Gordon-11
This documentary tells the decades of discoveries led by a group of scientists and the two Voyager probes.The images are beautiful and literally out of this world. It is great to see so many interviews of scientists who were involved in the process. There is a lot of inside information, such as the opposition to taking a final photo of the solar system at the end of the mission. I got moved to tears many tints, because this mission is beyond humanity, beyond space and beyond time.
Xerra-Baldy
The technology in 1977 was amazingly primitive to what we have today and yet the brilliant scientists at NASA got a spaceship outside of our solar system? And who's to say Voyager 2 won't do the same?If the two crafts hadn't launched when they did then we wouldn't have seen two of these planets until around 2150. Sobering thought.I really do think that, if we hadn't done this, then there would have been no New Horizons visiting Pluto or most of the Mars missions.We're lucky that Nixon had a limited vision for giving the go-ahead for this mission back in 1972 and Jimmy Carter for starting the process with the moon landing back in 1969. This documentary is a fascinating insight into the 12 year mission plan to get from launch to leaving Neptune's orbit. If you're a space junkie like me then you have to watch this.
NEON POLTERGEIST
Every year there's a new space documentary, I watch them cause I find
the universe to be a damn scary place. All these documentaries are always
full of joys and wonders and gazing upon the stars.. for me its just utter uncontrollable terror when thinking about the big picture.
massive silent rotating planets 1000 times the sizes of earth spinning around in the cold space. And if there are life theres 99% likely they are
like something really menacing like alien movies. cause IF there are other lifeforms they would have learn to adapt to even harsher enviroments and must be things that make lovecraft imagination nothing in comparison!
Alien microbs may have the reverse effect and speed up growth in just a few seconds in contact with oxygen!
ok enough bulls*** What makes me angry watching these docs
are the human naive exploring part, instead of saving our own planet and give balance to everything that is destroyed, they waste billion of dollars on space travels for really no good reasons at all really.
ok they find a planet that spews some kind of liquid. with that money they could have saved the rainforest, cleaned oup some oceans perhaps etc, nasa could have spent their time coming up with better inventions for energy etc.
If we loose earth and make it unlivable it is really over. thats the simple fact.

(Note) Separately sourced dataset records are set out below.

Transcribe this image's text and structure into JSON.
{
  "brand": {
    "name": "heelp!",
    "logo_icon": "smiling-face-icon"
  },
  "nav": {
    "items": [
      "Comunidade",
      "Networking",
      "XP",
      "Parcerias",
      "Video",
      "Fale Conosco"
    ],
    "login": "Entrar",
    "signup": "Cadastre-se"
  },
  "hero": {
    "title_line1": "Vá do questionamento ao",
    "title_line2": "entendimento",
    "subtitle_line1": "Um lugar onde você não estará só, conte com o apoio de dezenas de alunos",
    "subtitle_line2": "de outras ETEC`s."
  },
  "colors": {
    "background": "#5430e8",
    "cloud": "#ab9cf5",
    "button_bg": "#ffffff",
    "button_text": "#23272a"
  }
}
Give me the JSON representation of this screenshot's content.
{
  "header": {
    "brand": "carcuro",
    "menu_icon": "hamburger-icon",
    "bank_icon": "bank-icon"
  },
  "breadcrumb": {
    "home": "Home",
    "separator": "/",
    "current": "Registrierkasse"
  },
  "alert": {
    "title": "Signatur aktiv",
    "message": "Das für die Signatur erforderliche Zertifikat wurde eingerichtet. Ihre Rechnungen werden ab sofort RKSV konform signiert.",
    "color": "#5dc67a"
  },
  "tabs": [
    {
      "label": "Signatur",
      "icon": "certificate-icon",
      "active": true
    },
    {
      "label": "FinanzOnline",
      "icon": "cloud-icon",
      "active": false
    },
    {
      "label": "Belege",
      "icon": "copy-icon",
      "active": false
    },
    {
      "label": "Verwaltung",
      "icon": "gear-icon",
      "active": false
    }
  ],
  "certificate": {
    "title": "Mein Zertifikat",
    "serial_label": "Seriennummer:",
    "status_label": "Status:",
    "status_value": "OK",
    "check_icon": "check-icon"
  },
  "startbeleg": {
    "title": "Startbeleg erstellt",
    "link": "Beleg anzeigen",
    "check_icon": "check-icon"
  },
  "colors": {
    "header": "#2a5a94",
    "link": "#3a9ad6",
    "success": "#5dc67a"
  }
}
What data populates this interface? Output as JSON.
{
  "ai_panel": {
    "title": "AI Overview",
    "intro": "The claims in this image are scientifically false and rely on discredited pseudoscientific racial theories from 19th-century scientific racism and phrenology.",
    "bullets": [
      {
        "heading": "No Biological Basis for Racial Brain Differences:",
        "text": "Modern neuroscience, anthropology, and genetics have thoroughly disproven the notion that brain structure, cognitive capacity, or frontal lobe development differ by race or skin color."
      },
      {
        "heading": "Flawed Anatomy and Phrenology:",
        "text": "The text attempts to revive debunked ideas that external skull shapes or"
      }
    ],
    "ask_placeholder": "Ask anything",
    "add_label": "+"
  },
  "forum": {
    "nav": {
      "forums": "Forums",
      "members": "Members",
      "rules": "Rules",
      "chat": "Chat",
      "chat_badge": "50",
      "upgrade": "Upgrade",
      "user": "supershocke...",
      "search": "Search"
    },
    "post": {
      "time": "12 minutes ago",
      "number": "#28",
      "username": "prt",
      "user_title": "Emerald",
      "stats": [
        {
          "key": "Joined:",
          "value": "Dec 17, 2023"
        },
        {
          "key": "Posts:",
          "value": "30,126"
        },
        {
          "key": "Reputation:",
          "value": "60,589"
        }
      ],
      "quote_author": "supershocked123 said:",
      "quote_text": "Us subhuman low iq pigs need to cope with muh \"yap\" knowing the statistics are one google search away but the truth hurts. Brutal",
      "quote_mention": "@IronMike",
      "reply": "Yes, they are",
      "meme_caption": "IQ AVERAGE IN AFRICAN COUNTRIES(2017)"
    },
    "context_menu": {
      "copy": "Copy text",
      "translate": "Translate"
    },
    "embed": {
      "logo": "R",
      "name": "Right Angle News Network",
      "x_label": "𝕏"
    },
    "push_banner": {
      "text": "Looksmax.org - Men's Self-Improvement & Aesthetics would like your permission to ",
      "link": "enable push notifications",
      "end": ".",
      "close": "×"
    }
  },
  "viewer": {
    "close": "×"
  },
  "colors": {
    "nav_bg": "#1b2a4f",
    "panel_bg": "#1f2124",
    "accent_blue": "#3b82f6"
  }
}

not the other way around, exploring mars and to believe that we could live there? Its just not in our bio structure to withstand that climate for long periods and depression and weakness in our bones would hit like a truck. how nice would that be? clean up earth instead. stop building cityscrapes over every surface available.
and how amazing all these documentaries are, it really doesnt surve any purpose in the end knowing how beatiful saturn looks up close. Its just rich mega industries that persuing their own curiousness and the curiosity killed the cat.
bettycjung
2/21/18. I love documentaries about Space, but for some reason this only came across as okay. I thought it would have been a more scientific retelling of everything Voyager has done, and it has done a lot, but instead it was just people involved talking what they did. I suppose hearing it first-hand could make it seem more inspiring, but just a documentary about the mission the Voyager set out to accomplish would have been a lot more interesting (at least to me). There, however, was some good NASA footage, but it should have included more!